With all do respect, I cannot figure out how to take off the function of getting an email every time somebody responds to a thread that I've visited.  I check my email and I have 53 new messages, all from people leaving comments on a thread, not to me specifically.

Can you help and show me how to turn this off?  I've tried looking in the Edit screen and can't find it, lol  Thank you!!


----------



## Lefty7887 (Jan 5, 2009)

If you click on 
usercp
under setting options selct edit options
under messages and notifications there is a default thread subscription mode where you can pull down the "no email notification" and save changes on the bottom of the page.


----------



## quicksilver (Jan 5, 2009)

Glorie, see below. New members often ask that question.
Hope this helps.







 11-01-2008, 12:26 PM #*3* quicksilver 
Certified Executive Chef






Go to the "user CP" on the top of the Forum, in the blue border and click on that.
You'll see "Your Control Panel" on the left side of the screen.
You'll see "Settings & Options".
Click on "Edit Options".
On the right side of the screen,
scroll down to "Default Thread Subscription Mode".
Click the little white box for "no email notification".
Then scroll all the way down to the bottom of the page and click
"Save Changes". 
That's all you should have to do.
Good luck. If that doesn'twork, PM a "mod".
__________________


----------



## Glorie (Jan 5, 2009)

Thanks quicksilver!!  )


----------



## CharlieD (Jan 5, 2009)

I have already asked about this.
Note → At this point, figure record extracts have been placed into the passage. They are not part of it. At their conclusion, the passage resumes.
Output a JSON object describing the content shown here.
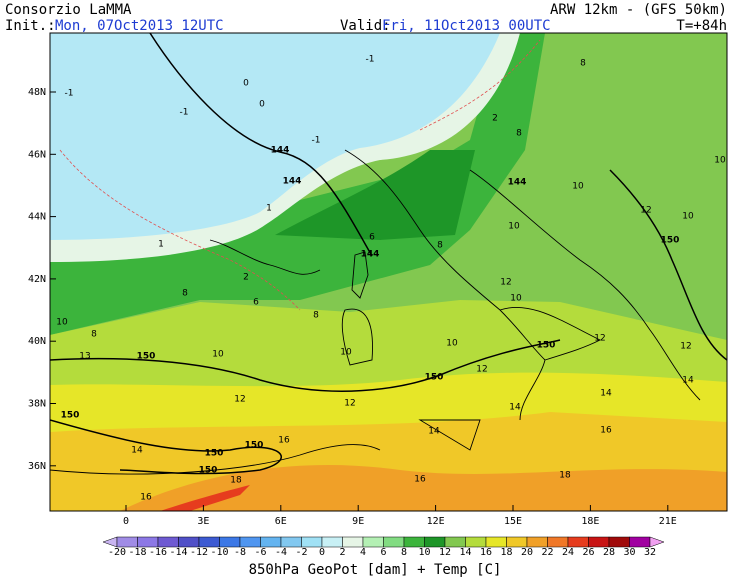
{
  "header": {
    "title": "Consorzio LaMMA",
    "model": "ARW 12km - (GFS 50km)",
    "init_label": "Init.:",
    "init": "Mon, 07Oct2013 12UTC",
    "valid_label": "Valid:",
    "valid": "Fri, 11Oct2013 00UTC",
    "lead": "T=+84h"
  },
  "map": {
    "lat_labels": [
      "48N",
      "46N",
      "44N",
      "42N",
      "40N",
      "38N",
      "36N"
    ],
    "lon_labels": [
      "0",
      "3E",
      "6E",
      "9E",
      "12E",
      "15E",
      "18E",
      "21E"
    ],
    "contour_labels": [
      "-1",
      "-1",
      "-1",
      "0",
      "0",
      "-1",
      "1",
      "144",
      "144",
      "144",
      "144",
      "2",
      "6",
      "8",
      "8",
      "10",
      "8",
      "13",
      "150",
      "10",
      "10",
      "10",
      "12",
      "10",
      "150",
      "12",
      "150",
      "12",
      "12",
      "12",
      "14",
      "150",
      "150",
      "150",
      "150",
      "16",
      "18",
      "16",
      "14",
      "14",
      "14",
      "16",
      "16",
      "18",
      "10",
      "12",
      "150",
      "10",
      "10",
      "8",
      "8",
      "6",
      "8",
      "12",
      "14",
      "10",
      "1",
      "2"
    ]
  },
  "colorbar": {
    "labels": [
      "-20",
      "-18",
      "-16",
      "-14",
      "-12",
      "-10",
      "-8",
      "-6",
      "-4",
      "-2",
      "0",
      "2",
      "4",
      "6",
      "8",
      "10",
      "12",
      "14",
      "16",
      "18",
      "20",
      "22",
      "24",
      "26",
      "28",
      "30",
      "32"
    ],
    "colors": [
      "#c8b4f0",
      "#a08ce6",
      "#8c78e6",
      "#6e5ad2",
      "#5050c8",
      "#3c5ad2",
      "#3c78e6",
      "#5096f0",
      "#64b4f0",
      "#82c8f0",
      "#a0e1f5",
      "#c8f0f5",
      "#e6f5e6",
      "#b4f0b4",
      "#82dc82",
      "#3cb43c",
      "#1e9628",
      "#82c850",
      "#b4dc3c",
      "#e6e628",
      "#f0c828",
      "#f0a028",
      "#f07828",
      "#e63c1e",
      "#c81414",
      "#a00a0a",
      "#a000a0",
      "#f0a0f0"
    ],
    "caption": "850hPa GeoPot [dam] + Temp [C]"
  }
}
I have the opposite problem, I do not get any e-mail notificatiosns from this siter, and I do like them and want them. I did everithing i was told to do, which is the opposite of the advise above, but nothing still works. Please help me.


----------



## GB (Jan 5, 2009)

Charlie, do you get any emails from DC at all? I just looked at your account and you have it set up correctly to get email notifications. Perhaps the emails are going into a spam folder or junk folder?


----------



## Maverick2272 (Jan 5, 2009)

That is what I was thinking, spam folder. If you get a lot of emails from one source, it can get spammed by your ISP software. Another interesting thing I learned is that if too many messages are sent or received from the same email address, my ISP will block them before they even get to me.
In my case, I had to add DC in to a permission list as a forum so they would unblock it. Once they verified it was a forum and not mass mailer, I started getting all of my emails.


----------